Before we left for our vacation I begged to stay home. At the time I could not imagine leaving my friends for two whole weeks. Plus I had already made plans that my parents didn’t even take into consideration. I was planning on spending every summer day at Prosperity Recreation Center where my friends and I would sit on the gymnasium floor and watch the boys we liked play basketball and then run away screaming when they tried to shoot snot rockets at us. I had been looking forward to this all school year and my parents were ruining it. How dare they take me to one of the most beautiful places on earth where I whitewater rafted, hiked glacial mountains, stayed at campgrounds with water slides, had nightly bonfires and ate endless s ’mores!?! I still blame my parents for why my summer crush, Dan, never asked me out when I got back. If it weren’t for our family vacation, I could have gotten to him before Tanya did. Then maybe I could have been the girl who ran into his arms (full of homemade tattoos) and kissed his mouth (missing many teeth) when he was released from prison in 2000 for carjacking he committed in 1996. Ugh, parents.

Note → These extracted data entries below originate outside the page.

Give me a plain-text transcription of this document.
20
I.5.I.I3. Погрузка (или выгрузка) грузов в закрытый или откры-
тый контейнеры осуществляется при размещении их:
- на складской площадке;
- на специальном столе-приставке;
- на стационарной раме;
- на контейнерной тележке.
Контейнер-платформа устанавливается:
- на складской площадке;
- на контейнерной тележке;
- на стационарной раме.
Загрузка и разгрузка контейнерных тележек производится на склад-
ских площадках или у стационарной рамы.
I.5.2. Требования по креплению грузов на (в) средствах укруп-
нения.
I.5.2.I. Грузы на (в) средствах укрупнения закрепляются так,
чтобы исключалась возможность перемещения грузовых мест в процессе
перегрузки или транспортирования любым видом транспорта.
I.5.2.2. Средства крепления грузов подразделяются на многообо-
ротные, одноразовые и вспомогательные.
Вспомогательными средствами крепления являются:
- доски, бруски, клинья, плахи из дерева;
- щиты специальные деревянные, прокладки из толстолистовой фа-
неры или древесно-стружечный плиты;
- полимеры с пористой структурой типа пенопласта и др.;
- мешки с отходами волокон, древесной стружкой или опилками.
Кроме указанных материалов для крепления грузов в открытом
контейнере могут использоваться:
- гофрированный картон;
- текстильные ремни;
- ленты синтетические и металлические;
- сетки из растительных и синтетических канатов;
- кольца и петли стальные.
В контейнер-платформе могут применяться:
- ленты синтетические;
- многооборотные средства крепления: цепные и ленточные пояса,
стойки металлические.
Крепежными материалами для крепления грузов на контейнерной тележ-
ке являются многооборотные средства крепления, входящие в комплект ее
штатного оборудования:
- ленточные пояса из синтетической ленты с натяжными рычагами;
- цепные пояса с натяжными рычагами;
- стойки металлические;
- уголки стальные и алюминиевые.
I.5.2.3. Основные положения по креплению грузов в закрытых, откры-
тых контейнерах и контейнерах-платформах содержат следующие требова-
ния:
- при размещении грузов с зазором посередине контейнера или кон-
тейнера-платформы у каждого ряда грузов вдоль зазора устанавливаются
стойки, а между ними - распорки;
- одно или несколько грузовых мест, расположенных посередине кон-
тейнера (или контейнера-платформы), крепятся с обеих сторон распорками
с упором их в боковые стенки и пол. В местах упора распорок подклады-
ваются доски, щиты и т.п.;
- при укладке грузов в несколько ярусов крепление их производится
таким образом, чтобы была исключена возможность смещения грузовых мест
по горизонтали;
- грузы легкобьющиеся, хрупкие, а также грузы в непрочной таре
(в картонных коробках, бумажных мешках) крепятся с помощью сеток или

I continued to complain during our entire vacation. I thought the mountains were annoying; the glaciers were “just regular old snow;” the mountain air smelled like the pig barn at the Minnesota State Fair and around every corner I swore that I saw a grizzly bear just waiting to maul us all to death. Of course none of these things were true yet I spent each day with a permanent scowl on my face. And at night before we all fell asleep inside the RV, I would cry just loud enough so my parents could hear that they were ruining my life. That was the last time we took a family vacation. Sure, we went to a cabin or camped here and there throughout the years, but that was our last true family vacation.
When my parents told me we wouldn’t be taking another trip the following summer, I was ecstatic. Ironically, I’m now the only one who misses going on family vacations. “We should take another vacation. Just the four of us,” I’ve suggested every summer since I turned 25 years old. Each time I make the suggestion, I hope that my dad will say yes and then reveal a 5 gallon Culligan water jug full of coins that he’s been saving to fund our trip. Sadly, this has yet to happen. The past is impossible for them to forget as my suggestion is always met with, “Maybe next year.” I think my only chance of getting the four of us to go on another family vacation is if I pay for the entire trip and then let my parents sit in the backseat of the RV and ruin it for me. It’s only fair.